In the field of neurodegenerative disease, the so-called polyglutamine diseases hold a unique place. These nine different diseases, which include Huntington disease and several forms of spinocerebellar ataxia, involve nine different genes. But each gene carries the same mutation—an increase in the number of CAG nucleotide triplets. In the normal genes, the number of CAG units is 30 or less; in the mutated form, this grows to 35 or more. CAG codes for the amino acid glutamine, and the consequence of each mutation is to create an expanded polyglutamine tract within the protein encoded by the gene. The presence of this tract kills nerve cells, by a mechanism or mechanisms that still remain unclear.
Despite the similarity of the mutations, each disease differs in the exact set of cells it affects within the brain. This different behavior is presumed to arise from differences in the normal function of the various polyglutamine-expanded proteins, and from the cellular context in which each is expressed. But for many of these diseases, the role of the normal protein is not well understood, making it difficult to determine whether expanded polyglutamine interferes with this function. In a new study, Dominique Helmlinger, Didier Devys, and colleagues show that in spinocerebellar ataxia type 7 (SCA7), the damage done to the retina is a direct consequence of the normal protein's key role in turning on genes specifically expressed in photoreceptor cells.
The authors have previously shown that ataxin-7 (the protein made by the SCA7 gene) is a subunit in two highly related transcriptional coactivator complexes, which stimulate gene transcription by modifying the histone proteins around which DNA is wrapped. They also developed a mouse model of SCA7 in which the mutant gene is expressed only in the rod cells of the retina, leading to retinal degeneration (in humans, retinal degeneration is a prominent part of the disease). In this study, they examined the cell architecture of the degenerating rod cells, and found that the nucleus was highly swollen due to dramatically increased “decondensation” of the chromatin, or nuclear material.
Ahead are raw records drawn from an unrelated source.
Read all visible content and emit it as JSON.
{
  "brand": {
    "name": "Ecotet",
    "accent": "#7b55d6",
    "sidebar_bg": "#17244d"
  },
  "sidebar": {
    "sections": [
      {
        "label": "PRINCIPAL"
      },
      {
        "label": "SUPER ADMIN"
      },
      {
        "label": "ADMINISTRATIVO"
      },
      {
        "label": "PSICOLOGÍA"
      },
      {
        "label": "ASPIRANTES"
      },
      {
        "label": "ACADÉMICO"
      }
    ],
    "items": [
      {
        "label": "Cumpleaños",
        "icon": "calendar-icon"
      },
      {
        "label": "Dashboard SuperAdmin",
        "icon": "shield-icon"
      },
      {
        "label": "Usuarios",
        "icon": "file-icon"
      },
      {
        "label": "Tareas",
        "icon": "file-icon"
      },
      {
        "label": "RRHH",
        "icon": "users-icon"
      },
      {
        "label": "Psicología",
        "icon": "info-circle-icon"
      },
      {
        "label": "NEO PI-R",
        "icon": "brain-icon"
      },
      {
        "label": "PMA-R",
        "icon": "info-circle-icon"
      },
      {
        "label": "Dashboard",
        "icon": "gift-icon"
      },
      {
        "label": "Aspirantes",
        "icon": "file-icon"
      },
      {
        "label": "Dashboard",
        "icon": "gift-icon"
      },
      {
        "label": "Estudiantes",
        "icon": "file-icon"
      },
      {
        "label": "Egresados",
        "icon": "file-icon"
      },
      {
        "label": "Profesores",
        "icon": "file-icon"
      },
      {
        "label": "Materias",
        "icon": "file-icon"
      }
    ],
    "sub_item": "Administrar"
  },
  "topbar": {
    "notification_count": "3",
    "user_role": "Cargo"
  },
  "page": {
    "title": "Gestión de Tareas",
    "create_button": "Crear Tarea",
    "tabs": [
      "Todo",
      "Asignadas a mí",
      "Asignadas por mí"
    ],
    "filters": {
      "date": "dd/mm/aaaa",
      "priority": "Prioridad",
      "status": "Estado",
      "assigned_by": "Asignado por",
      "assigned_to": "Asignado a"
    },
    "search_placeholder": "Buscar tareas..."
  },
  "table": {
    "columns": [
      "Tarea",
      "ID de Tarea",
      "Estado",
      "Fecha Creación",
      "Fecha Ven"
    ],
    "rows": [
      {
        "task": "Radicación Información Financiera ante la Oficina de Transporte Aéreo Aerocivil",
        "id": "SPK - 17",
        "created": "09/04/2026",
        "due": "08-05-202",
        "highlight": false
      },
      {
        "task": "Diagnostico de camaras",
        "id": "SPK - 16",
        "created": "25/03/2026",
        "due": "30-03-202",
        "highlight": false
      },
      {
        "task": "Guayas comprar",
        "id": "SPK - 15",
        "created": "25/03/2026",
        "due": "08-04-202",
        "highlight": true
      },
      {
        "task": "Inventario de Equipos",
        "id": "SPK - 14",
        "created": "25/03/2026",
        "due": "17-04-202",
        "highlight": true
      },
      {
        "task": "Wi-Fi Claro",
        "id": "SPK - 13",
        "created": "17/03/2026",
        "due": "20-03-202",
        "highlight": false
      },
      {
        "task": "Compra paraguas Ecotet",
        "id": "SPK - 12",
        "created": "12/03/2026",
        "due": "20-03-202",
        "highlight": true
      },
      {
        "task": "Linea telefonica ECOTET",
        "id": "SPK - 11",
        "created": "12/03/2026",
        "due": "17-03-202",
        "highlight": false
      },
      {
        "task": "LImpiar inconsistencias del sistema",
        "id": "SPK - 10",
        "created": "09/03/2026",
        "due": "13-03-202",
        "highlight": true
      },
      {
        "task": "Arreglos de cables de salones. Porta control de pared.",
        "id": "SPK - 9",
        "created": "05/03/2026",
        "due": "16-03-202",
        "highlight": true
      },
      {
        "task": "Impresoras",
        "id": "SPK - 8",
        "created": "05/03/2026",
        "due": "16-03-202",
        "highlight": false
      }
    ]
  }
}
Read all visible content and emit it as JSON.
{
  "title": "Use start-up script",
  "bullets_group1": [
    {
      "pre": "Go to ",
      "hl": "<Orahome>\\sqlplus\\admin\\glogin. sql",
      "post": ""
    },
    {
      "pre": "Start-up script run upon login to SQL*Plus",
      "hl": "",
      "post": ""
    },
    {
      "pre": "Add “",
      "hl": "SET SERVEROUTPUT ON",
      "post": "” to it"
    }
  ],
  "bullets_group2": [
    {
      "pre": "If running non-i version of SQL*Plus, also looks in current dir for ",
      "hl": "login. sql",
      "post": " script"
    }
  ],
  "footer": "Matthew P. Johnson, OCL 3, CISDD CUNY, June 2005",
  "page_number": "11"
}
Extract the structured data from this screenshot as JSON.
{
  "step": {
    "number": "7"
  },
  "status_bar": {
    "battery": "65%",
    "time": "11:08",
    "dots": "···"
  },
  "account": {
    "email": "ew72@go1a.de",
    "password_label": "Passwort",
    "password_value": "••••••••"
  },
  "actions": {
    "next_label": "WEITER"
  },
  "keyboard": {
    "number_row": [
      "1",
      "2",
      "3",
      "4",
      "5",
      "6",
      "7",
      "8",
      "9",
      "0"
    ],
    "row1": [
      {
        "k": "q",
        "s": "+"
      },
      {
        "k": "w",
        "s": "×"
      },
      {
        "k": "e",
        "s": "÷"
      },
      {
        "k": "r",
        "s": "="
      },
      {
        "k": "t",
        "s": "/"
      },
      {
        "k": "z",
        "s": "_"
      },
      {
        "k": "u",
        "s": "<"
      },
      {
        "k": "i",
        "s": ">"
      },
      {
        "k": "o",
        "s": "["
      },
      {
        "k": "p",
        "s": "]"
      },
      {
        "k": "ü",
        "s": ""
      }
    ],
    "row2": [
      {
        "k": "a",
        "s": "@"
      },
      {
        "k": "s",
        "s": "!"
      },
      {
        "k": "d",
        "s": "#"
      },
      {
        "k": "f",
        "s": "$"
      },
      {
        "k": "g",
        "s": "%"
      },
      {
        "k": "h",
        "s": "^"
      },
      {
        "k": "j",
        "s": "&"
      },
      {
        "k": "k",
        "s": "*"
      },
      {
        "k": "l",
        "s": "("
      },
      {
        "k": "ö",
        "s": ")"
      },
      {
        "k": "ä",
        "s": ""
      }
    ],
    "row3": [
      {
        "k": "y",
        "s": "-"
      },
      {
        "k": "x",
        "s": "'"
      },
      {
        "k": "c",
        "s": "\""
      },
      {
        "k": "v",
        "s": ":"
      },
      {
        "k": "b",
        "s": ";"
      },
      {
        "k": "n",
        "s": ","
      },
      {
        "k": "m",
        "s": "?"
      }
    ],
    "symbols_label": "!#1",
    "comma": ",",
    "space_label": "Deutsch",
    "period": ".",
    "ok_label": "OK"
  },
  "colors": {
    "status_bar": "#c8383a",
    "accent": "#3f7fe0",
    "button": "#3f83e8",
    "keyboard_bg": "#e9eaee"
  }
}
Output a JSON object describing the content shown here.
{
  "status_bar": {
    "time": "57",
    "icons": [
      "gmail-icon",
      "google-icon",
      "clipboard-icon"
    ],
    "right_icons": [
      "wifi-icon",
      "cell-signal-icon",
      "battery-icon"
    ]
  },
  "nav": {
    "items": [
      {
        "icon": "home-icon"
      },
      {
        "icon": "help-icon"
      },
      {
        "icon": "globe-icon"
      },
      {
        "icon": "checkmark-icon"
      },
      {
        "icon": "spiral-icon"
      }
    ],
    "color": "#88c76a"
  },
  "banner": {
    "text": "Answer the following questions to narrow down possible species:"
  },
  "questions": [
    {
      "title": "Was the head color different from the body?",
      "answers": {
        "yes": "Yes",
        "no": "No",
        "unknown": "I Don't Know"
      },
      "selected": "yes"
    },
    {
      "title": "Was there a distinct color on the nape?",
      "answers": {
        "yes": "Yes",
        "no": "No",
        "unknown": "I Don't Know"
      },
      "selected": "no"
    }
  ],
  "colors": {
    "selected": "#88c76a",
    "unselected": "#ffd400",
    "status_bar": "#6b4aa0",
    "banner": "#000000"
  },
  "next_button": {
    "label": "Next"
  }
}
Decondensation occurs when histones, which help package DNA in the nucleus, are chemically modified by acetylation (adding a two-carbon acetyl group). Acetylation opens up the chromatin, allowing the gene-transcribing machinery to gain access to genes within. Rod cell degeneration was directly correlated with the degree of decondensation, suggesting that aberrant decondensation might be the primary event leading to cell death.
Decondensation usually leads to increased gene transcription, but the authors found instead that transcription of rod-specific genes was decreased, in many cases by 90% or more. This was not due to any inability of the mutant protein to become incorporated into its two transcriptional coactivator complexes, which appeared to be unchanged. Instead, the authors show that these complexes worked too well, hyperacetylating their rod-specific target genes, accounting for the increased decondensation they observed. But this hyperacetylation comes at a price—the disruption of the normal chromatin architecture of the mature rod nucleus.
The authors suggest that this disruption is the likely explanation for the loss of rod-specific gene transcription. A growing body of research has shown that within the nucleus, the arrangement of chromatin is not random, but is correlated to cell type. Some evidence suggests that highly expressed genes are preferentially located at the nuclear envelope, where they may have better access to the raw materials that sustain rapid transcription. The loss of this structure in the SCA7 mouse retina may prevent the very high levels of transcription of rod-specific genes needed to maintain normal rod function.
This is not likely to be the last word on disease mechanisms in the polyglutamine diseases, a field full of strong and competing hypotheses of pathogenesis. It does, though, highlight the importance of understanding the role of the normal protein, and strengthens the case for altered nuclear architecture as a key event in neurodegeneration.